How we cite our quotes: Citations follow this format: (Day.Paragraph). We artificially created chapters by defining "days," because there are no chapter breaks in The Old Man and the Sea. Here’s how we divided up the days:- Day 1 = the start of the book until the old man falls asleep for the night
- Day 2 = begins when the old man wakes up and goes until sunrise of the next day
- Day 3 = begins at sunrise and goes until the old man dreams about the lions
- Day 4 = begins when the old man wakes and ends when the old man gets back to his shack for the night
- Day 5 = begins with the boy seeing the old man in the morning and goes until the end of the book
Quote #10
He loved green turtles and hawk-bills with their elegance and speed and their great value and he had a friendly contempt for the huge, stupid loggerheads, yellow in their armour-plating, strange in their love-making, and happily eating the Portuguese men-of-war with their eyes shut. (2.44)
The old man imposes value and judgment on the creatures of the sea.
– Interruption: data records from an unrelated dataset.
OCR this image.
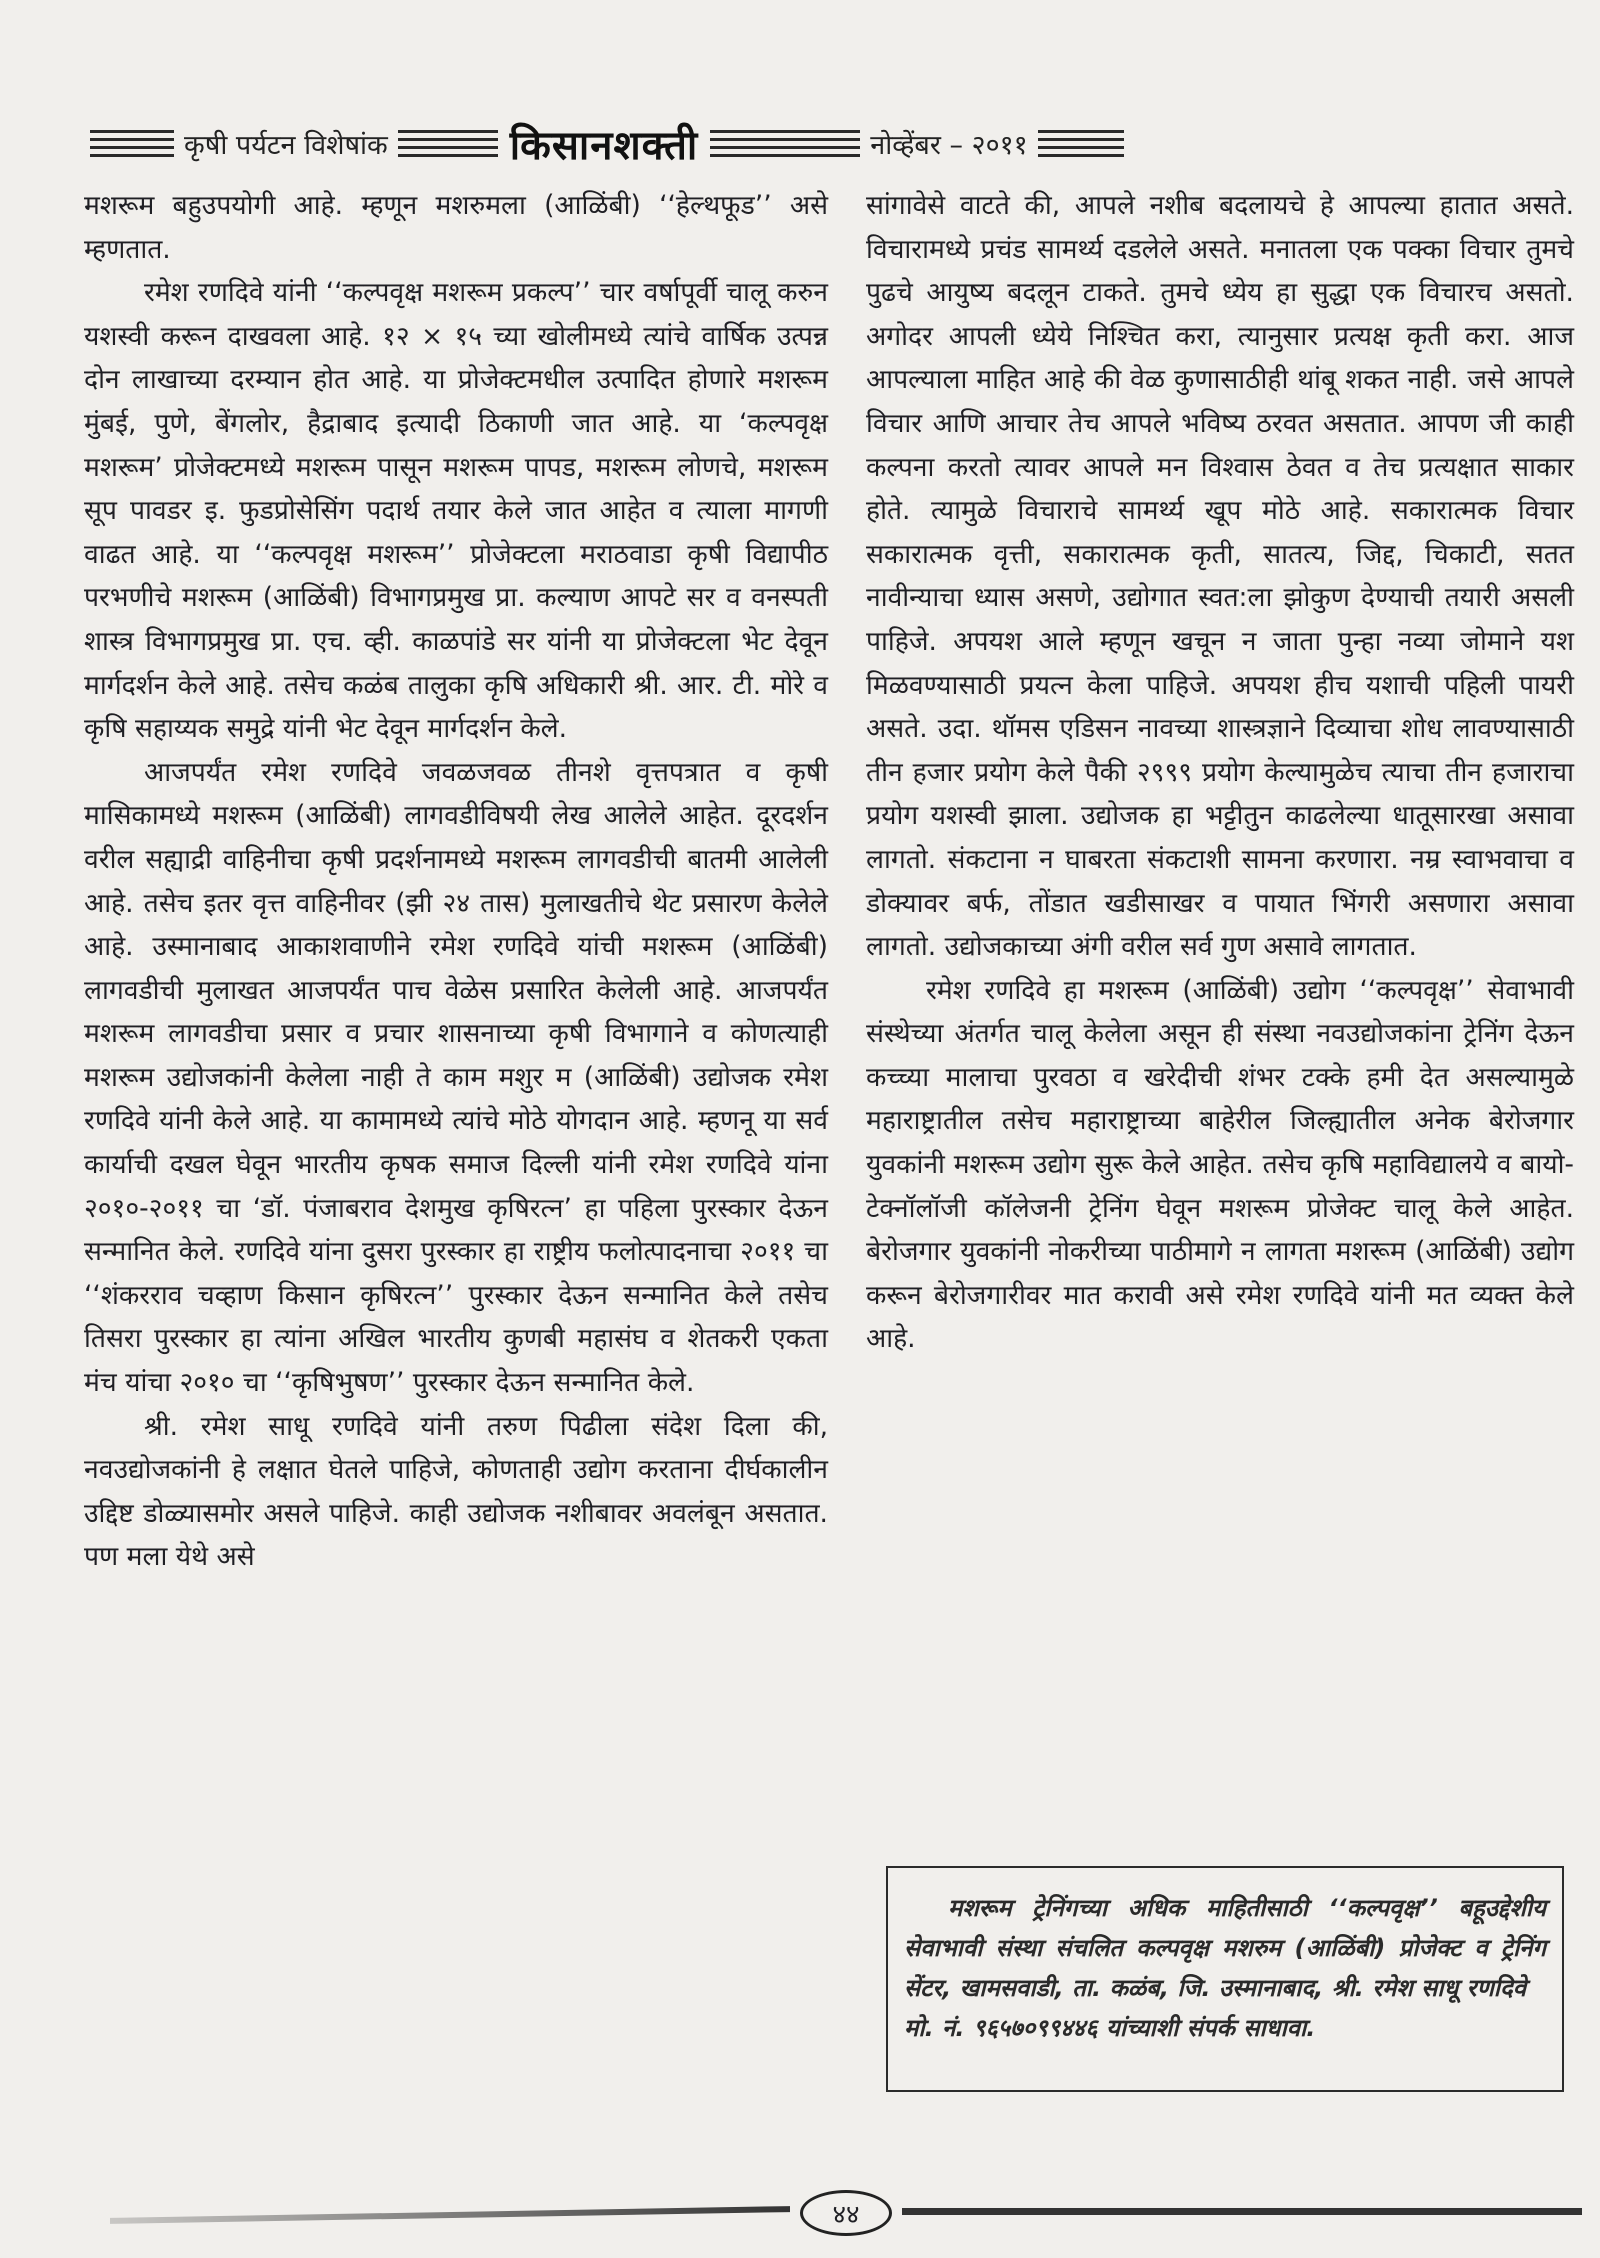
कृषी पर्यटन विशेषांक	किसानशक्ती	नोव्हेंबर – २०११

मशरूम बहुउपयोगी आहे. म्हणून मशरुमला (आळिंबी) ‘‘हेल्थफूड’’ असे म्हणतात.

रमेश रणदिवे यांनी ‘‘कल्पवृक्ष मशरूम प्रकल्प’’ चार वर्षापूर्वी चालू करुन यशस्वी करून दाखवला आहे. १२ × १५ च्या खोलीमध्ये त्यांचे वार्षिक उत्पन्न दोन लाखाच्या दरम्यान होत आहे. या प्रोजेक्टमधील उत्पादित होणारे मशरूम मुंबई, पुणे, बेंगलोर, हैद्राबाद इत्यादी ठिकाणी जात आहे. या ‘कल्पवृक्ष मशरूम’ प्रोजेक्टमध्ये मशरूम पासून मशरूम पापड, मशरूम लोणचे, मशरूम सूप पावडर इ. फुडप्रोसेसिंग पदार्थ तयार केले जात आहेत व त्याला मागणी वाढत आहे. या ‘‘कल्पवृक्ष मशरूम’’ प्रोजेक्टला मराठवाडा कृषी विद्यापीठ परभणीचे मशरूम (आळिंबी) विभागप्रमुख प्रा. कल्याण आपटे सर व वनस्पती शास्त्र विभागप्रमुख प्रा. एच. व्ही. काळपांडे सर यांनी या प्रोजेक्टला भेट देवून मार्गदर्शन केले आहे. तसेच कळंब तालुका कृषि अधिकारी श्री. आर. टी. मोरे व कृषि सहाय्यक समुद्रे यांनी भेट देवून मार्गदर्शन केले.

आजपर्यंत रमेश रणदिवे जवळजवळ तीनशे वृत्तपत्रात व कृषी मासिकामध्ये मशरूम (आळिंबी) लागवडीविषयी लेख आलेले आहेत. दूरदर्शन वरील सह्याद्री वाहिनीचा कृषी प्रदर्शनामध्ये मशरूम लागवडीची बातमी आलेली आहे. तसेच इतर वृत्त वाहिनीवर (झी २४ तास) मुलाखतीचे थेट प्रसारण केलेले आहे. उस्मानाबाद आकाशवाणीने रमेश रणदिवे यांची मशरूम (आळिंबी) लागवडीची मुलाखत आजपर्यंत पाच वेळेस प्रसारित केलेली आहे. आजपर्यंत मशरूम लागवडीचा प्रसार व प्रचार शासनाच्या कृषी विभागाने व कोणत्याही मशरूम उद्योजकांनी केलेला नाही ते काम मशुर म (आळिंबी) उद्योजक रमेश रणदिवे यांनी केले आहे. या कामामध्ये त्यांचे मोठे योगदान आहे. म्हणनू या सर्व कार्याची दखल घेवून भारतीय कृषक समाज दिल्ली यांनी रमेश रणदिवे यांना २०१०-२०११ चा ‘डॉ. पंजाबराव देशमुख कृषिरत्न’ हा पहिला पुरस्कार देऊन सन्मानित केले. रणदिवे यांना दुसरा पुरस्कार हा राष्ट्रीय फलोत्पादनाचा २०११ चा ‘‘शंकरराव चव्हाण किसान कृषिरत्न’’ पुरस्कार देऊन सन्मानित केले तसेच तिसरा पुरस्कार हा त्यांना अखिल भारतीय कुणबी महासंघ व शेतकरी एकता मंच यांचा २०१० चा ‘‘कृषिभुषण’’ पुरस्कार देऊन सन्मानित केले.

श्री. रमेश साधू रणदिवे यांनी तरुण पिढीला संदेश दिला की, नवउद्योजकांनी हे लक्षात घेतले पाहिजे, कोणताही उद्योग करताना दीर्घकालीन उद्दिष्ट डोळ्यासमोर असले पाहिजे. काही उद्योजक नशीबावर अवलंबून असतात. पण मला येथे असे

सांगावेसे वाटते की, आपले नशीब बदलायचे हे आपल्या हातात असते. विचारामध्ये प्रचंड सामर्थ्य दडलेले असते. मनातला एक पक्का विचार तुमचे पुढचे आयुष्य बदलून टाकते. तुमचे ध्येय हा सुद्धा एक विचारच असतो. अगोदर आपली ध्येये निश्चित करा, त्यानुसार प्रत्यक्ष कृती करा. आज आपल्याला माहित आहे की वेळ कुणासाठीही थांबू शकत नाही. जसे आपले विचार आणि आचार तेच आपले भविष्य ठरवत असतात. आपण जी काही कल्पना करतो त्यावर आपले मन विश्वास ठेवत व तेच प्रत्यक्षात साकार होते. त्यामुळे विचाराचे सामर्थ्य खूप मोठे आहे. सकारात्मक विचार सकारात्मक वृत्ती, सकारात्मक कृती, सातत्य, जिद्द, चिकाटी, सतत नावीन्याचा ध्यास असणे, उद्योगात स्वत:ला झोकुण देण्याची तयारी असली पाहिजे. अपयश आले म्हणून खचून न जाता पुन्हा नव्या जोमाने यश मिळवण्यासाठी प्रयत्न केला पाहिजे. अपयश हीच यशाची पहिली पायरी असते. उदा. थॉमस एडिसन नावच्या शास्त्रज्ञाने दिव्याचा शोध लावण्यासाठी तीन हजार प्रयोग केले पैकी २९९९ प्रयोग केल्यामुळेच त्याचा तीन हजाराचा प्रयोग यशस्वी झाला. उद्योजक हा भट्टीतुन काढलेल्या धातूसारखा असावा लागतो. संकटाना न घाबरता संकटाशी सामना करणारा. नम्र स्वाभवाचा व डोक्यावर बर्फ, तोंडात खडीसाखर व पायात भिंगरी असणारा असावा लागतो. उद्योजकाच्या अंगी वरील सर्व गुण असावे लागतात.

रमेश रणदिवे हा मशरूम (आळिंबी) उद्योग ‘‘कल्पवृक्ष’’ सेवाभावी संस्थेच्या अंतर्गत चालू केलेला असून ही संस्था नवउद्योजकांना ट्रेनिंग देऊन कच्च्या मालाचा पुरवठा व खरेदीची शंभर टक्के हमी देत असल्यामुळे महाराष्ट्रातील तसेच महाराष्ट्राच्या बाहेरील जिल्ह्यातील अनेक बेरोजगार युवकांनी मशरूम उद्योग सुरू केले आहेत. तसेच कृषि महाविद्यालये व बायो-टेक्नॉलॉजी कॉलेजनी ट्रेनिंग घेवून मशरूम प्रोजेक्ट चालू केले आहेत. बेरोजगार युवकांनी नोकरीच्या पाठीमागे न लागता मशरूम (आळिंबी) उद्योग करून बेरोजगारीवर मात करावी असे रमेश रणदिवे यांनी मत व्यक्त केले आहे.

मशरूम ट्रेनिंगच्या अधिक माहितीसाठी ‘‘कल्पवृक्ष’’ बहूउद्देशीय सेवाभावी संस्था संचलित कल्पवृक्ष मशरुम (आळिंबी) प्रोजेक्ट व ट्रेनिंग सेंटर, खामसवाडी, ता. कळंब, जि. उस्मानाबाद, श्री. रमेश साधू रणदिवे

मो. नं. ९६५७०९९४४६ यांच्याशी संपर्क साधावा.

४४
He has made it his own world.
Quote #11
He could not see the green of the shore now but only the tops of the blue hills that showed white as though they were snow-capped and the clouds that looked like high snow mountains above them. The sea was very dark and the light made prisms in the water. The myriad flecks of the plankton were annulled now by the high sun and it was only the great deep prisms in the blue water that the old man saw now with his lines going straight down into the water that was a mile deep. (2.55)
As the old man goes further out into the ocean, his isolation is heightened.
Quote #12
During the night two porpoises came around the boat and he could hear them rolling and blowing. He could tell the difference between the blowing noise the male made and the sighing blow of the female.
"They are good," he said. "They play and make jokes and love one another. They are our brothers like the flying fish." (2.89-2.90)
That the old man finds friends in the creatures of the ocean makes palpable his isolation from other people.